The big players see big potential

As interest in African tech stocks builds, so too does the flow of direct investment from Big Tech. Google this year confirmed $1 billion in fresh investment to fund Equiano, a subsea cable from Portugal to South Africa to boost internet speeds and increase reliability, and reduce latency (in 2020 the company wound down its project to connect Africans to the internet using a series of stratospheric balloons, citing affordability issues).

Facebook, meanwhile, has also invested $1 billion in a second cable, named 2Africa and set to be the world’s largest, designed to ‘increase internet penetration on the continent while making it easier for the company to distribute its services’. The transformation will add a forecasted $57 billion to African economies by 2024.

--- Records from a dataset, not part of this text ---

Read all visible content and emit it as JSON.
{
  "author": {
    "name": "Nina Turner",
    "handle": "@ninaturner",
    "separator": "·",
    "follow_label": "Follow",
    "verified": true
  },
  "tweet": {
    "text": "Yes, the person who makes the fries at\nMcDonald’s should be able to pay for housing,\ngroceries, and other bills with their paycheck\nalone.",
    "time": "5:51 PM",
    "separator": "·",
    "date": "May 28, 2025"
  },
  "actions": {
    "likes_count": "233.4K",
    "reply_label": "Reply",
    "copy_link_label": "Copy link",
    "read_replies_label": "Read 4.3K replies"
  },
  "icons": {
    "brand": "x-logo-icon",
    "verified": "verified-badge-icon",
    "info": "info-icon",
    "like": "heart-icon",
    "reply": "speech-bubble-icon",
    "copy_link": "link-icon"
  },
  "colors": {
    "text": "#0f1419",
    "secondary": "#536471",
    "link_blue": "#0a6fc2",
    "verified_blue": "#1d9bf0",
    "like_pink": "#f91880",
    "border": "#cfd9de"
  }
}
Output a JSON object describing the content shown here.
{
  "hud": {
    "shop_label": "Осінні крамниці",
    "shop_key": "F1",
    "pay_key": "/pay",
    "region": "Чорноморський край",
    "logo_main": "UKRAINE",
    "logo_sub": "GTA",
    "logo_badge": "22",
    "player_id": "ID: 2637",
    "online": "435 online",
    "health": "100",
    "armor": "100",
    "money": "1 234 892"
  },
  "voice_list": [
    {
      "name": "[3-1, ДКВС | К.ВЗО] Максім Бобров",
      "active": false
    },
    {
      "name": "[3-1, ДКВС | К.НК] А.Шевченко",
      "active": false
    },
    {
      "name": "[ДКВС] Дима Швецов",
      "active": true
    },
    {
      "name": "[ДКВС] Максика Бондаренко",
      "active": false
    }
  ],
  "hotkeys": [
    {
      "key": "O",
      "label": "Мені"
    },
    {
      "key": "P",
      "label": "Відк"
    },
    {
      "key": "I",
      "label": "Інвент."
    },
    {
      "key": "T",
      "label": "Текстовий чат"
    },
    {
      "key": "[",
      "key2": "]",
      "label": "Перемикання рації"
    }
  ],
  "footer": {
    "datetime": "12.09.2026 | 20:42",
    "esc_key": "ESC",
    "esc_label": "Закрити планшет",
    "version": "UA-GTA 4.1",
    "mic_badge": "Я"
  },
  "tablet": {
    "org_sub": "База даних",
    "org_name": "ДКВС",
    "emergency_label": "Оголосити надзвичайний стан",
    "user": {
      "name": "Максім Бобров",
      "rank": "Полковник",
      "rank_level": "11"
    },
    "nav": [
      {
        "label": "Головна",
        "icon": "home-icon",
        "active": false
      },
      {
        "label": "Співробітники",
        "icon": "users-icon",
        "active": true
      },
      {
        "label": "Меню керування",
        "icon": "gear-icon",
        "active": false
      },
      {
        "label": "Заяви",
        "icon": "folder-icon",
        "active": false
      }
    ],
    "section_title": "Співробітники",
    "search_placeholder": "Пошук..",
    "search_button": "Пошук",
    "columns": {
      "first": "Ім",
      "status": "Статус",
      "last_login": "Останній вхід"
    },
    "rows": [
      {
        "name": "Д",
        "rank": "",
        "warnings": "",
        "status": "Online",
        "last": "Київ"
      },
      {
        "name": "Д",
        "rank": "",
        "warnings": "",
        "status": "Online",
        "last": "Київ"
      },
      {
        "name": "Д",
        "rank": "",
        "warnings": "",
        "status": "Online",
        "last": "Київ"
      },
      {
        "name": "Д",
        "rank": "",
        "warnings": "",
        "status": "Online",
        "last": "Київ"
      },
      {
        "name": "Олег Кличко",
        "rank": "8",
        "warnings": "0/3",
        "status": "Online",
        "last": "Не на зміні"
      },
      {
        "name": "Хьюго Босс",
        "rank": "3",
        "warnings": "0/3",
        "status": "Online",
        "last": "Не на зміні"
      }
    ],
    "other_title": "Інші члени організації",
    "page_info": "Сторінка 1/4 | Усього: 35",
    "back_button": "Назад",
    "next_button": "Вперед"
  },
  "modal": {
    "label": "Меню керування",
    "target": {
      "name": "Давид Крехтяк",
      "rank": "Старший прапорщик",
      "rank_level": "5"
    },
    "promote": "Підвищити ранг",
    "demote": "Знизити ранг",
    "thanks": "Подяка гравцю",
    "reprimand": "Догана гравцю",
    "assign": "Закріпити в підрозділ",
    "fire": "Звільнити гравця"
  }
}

And the $70M IBM Digital - Nation Africa program provides a cloud-based learning platform designed to provide free skills development programs for up to 25 million African youths over five years, enabling digital competence and nurturing innovation.

Entrepreneurs are building for a bright future

For Abbey Wemimo, Esusu Savings was just the beginning. He’s already launched Esusu Rentals, a new fintech helping renters in the US to build their credit scores by reporting their payments history. The new startup raised $10M in a funding round earlier this year with high-profile backers including tennis star Serena Williams.

“For the first time, this isn’t just a service to nickel and dime people [take many small amounts of money from them],” he says. “It’s a service that can help them be more financially prosperous. And because of that, we’ve seen exemplary growth.”